On LotR: I first ran across the books (LotR is 6 books, you will probably recall, not a trilogy) in the early 60s, in college. At that point, they did nothing for me. Fast forward to the early 2000s, when for some reason I don't remember, I picked the books up again. This time around, I read them straight through. Not for the quality of writing, which IMO is second rate, but because I found them to be a good story, about the solipsistic nature of evil, and how it permeates creation at every level as an ongoing temptation. Note that the only person to not be vulnerable to the temptation of the Ring is the one person who is wholly other directed - Sam.

So I think that, putting aside the adventure story, what attracts people to LotR is that they resonate to the moral underpinnings of the story. At least, that's what did it for me.

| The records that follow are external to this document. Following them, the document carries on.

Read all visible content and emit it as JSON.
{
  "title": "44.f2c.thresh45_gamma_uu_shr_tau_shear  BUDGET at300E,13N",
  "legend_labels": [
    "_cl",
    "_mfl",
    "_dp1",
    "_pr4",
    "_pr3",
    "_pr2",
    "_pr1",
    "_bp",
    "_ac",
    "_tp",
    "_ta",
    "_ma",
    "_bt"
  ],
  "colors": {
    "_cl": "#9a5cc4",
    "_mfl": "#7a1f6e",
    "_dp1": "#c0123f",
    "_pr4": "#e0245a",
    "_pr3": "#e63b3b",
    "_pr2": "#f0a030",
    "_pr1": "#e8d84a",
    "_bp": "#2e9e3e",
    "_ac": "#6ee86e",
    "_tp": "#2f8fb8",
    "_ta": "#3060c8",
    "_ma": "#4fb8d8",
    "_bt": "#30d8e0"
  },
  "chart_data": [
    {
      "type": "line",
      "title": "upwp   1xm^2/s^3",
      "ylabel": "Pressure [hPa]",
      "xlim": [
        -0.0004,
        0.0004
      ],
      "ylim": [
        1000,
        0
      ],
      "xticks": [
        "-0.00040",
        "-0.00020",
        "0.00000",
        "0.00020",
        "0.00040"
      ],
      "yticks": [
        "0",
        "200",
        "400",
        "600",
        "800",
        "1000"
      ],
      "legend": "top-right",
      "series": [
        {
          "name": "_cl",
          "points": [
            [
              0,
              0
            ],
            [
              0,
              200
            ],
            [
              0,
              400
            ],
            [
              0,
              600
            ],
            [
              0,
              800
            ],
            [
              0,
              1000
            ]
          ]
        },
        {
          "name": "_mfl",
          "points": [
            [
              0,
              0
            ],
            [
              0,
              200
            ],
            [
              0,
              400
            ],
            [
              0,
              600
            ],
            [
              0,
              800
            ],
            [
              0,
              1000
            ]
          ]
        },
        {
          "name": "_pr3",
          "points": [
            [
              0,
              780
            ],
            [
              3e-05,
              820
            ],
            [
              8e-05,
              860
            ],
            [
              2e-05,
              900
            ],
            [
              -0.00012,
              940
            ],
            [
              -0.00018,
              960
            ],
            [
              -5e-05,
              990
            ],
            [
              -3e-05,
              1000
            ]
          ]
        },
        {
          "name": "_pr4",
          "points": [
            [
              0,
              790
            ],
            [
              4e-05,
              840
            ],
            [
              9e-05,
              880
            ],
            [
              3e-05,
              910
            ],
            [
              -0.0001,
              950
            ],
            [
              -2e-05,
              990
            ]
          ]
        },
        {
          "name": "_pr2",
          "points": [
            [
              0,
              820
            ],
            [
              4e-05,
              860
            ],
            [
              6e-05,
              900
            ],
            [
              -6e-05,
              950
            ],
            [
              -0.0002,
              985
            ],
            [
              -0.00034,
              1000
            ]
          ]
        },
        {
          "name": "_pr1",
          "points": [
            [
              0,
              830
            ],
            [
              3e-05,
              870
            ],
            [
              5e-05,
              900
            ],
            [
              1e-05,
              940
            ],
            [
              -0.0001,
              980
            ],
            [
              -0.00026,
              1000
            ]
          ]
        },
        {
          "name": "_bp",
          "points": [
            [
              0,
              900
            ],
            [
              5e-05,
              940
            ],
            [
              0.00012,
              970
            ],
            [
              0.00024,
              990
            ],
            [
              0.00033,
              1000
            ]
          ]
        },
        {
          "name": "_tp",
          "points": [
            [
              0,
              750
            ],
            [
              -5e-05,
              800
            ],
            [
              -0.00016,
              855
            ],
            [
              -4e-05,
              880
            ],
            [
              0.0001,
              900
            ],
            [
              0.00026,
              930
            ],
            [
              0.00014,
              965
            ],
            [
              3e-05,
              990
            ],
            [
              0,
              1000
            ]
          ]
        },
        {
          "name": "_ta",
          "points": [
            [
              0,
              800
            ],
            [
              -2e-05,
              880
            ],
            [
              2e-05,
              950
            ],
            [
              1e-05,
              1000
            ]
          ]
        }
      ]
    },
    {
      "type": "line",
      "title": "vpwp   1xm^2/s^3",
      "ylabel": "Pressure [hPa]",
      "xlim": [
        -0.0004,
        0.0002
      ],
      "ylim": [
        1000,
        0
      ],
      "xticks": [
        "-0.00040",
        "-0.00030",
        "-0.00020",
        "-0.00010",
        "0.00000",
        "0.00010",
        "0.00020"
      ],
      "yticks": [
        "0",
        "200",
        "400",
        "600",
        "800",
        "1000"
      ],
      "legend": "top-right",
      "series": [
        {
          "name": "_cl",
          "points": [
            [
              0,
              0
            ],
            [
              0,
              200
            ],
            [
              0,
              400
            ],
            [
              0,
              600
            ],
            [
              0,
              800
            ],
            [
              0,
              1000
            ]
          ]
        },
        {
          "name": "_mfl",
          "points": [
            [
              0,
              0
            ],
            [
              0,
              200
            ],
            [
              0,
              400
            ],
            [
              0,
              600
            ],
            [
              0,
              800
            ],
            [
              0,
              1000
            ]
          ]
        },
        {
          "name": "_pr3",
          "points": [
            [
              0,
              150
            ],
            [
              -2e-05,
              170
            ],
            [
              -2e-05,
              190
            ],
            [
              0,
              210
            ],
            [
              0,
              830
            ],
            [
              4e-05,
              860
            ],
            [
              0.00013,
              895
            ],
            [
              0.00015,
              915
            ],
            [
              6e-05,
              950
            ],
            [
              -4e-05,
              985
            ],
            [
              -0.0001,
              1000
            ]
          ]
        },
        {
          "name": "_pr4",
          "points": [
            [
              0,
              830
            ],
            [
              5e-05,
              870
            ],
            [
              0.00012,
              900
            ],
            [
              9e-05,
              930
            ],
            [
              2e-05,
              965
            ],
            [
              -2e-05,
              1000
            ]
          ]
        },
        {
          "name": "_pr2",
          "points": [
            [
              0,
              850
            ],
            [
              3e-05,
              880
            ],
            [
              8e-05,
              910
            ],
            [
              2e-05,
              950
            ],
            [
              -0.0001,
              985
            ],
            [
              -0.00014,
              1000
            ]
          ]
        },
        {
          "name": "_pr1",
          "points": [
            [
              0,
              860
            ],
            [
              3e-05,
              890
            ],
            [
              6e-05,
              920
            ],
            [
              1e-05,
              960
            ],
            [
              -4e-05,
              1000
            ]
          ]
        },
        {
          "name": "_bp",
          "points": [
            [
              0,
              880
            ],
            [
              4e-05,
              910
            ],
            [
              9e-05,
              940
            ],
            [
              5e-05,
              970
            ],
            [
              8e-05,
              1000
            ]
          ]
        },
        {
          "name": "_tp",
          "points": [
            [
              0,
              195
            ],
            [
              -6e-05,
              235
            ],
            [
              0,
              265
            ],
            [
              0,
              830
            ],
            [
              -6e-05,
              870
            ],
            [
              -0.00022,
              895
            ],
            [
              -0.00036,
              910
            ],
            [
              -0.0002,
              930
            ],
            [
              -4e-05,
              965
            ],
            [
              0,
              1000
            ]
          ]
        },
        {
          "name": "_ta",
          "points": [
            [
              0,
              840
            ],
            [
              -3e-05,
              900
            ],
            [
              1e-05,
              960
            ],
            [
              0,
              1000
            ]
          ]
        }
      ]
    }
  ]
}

On Shakespeare: I think that the greatness of his plays lies in his ability to brilliantly deploy the several layers of meaning in a word - the connotations as well as the denotations - coupled with what Samuel Johnson observed: "His persons act and speak by the influence of those general passions and principles by which all minds are agitated, and the whole system of life is continued in motion."

It is no surprise to me that Tolstoy didn't get Shakespeare. Tolstoy was the kind of author that Johnson was referring to when he observed: "In the writings of other poets a character is too often an individual; in those of Shakespeare it is commonly a species."

That is to say, Tolstoy was a writer of trees, while Shakespeare was a writer of forests.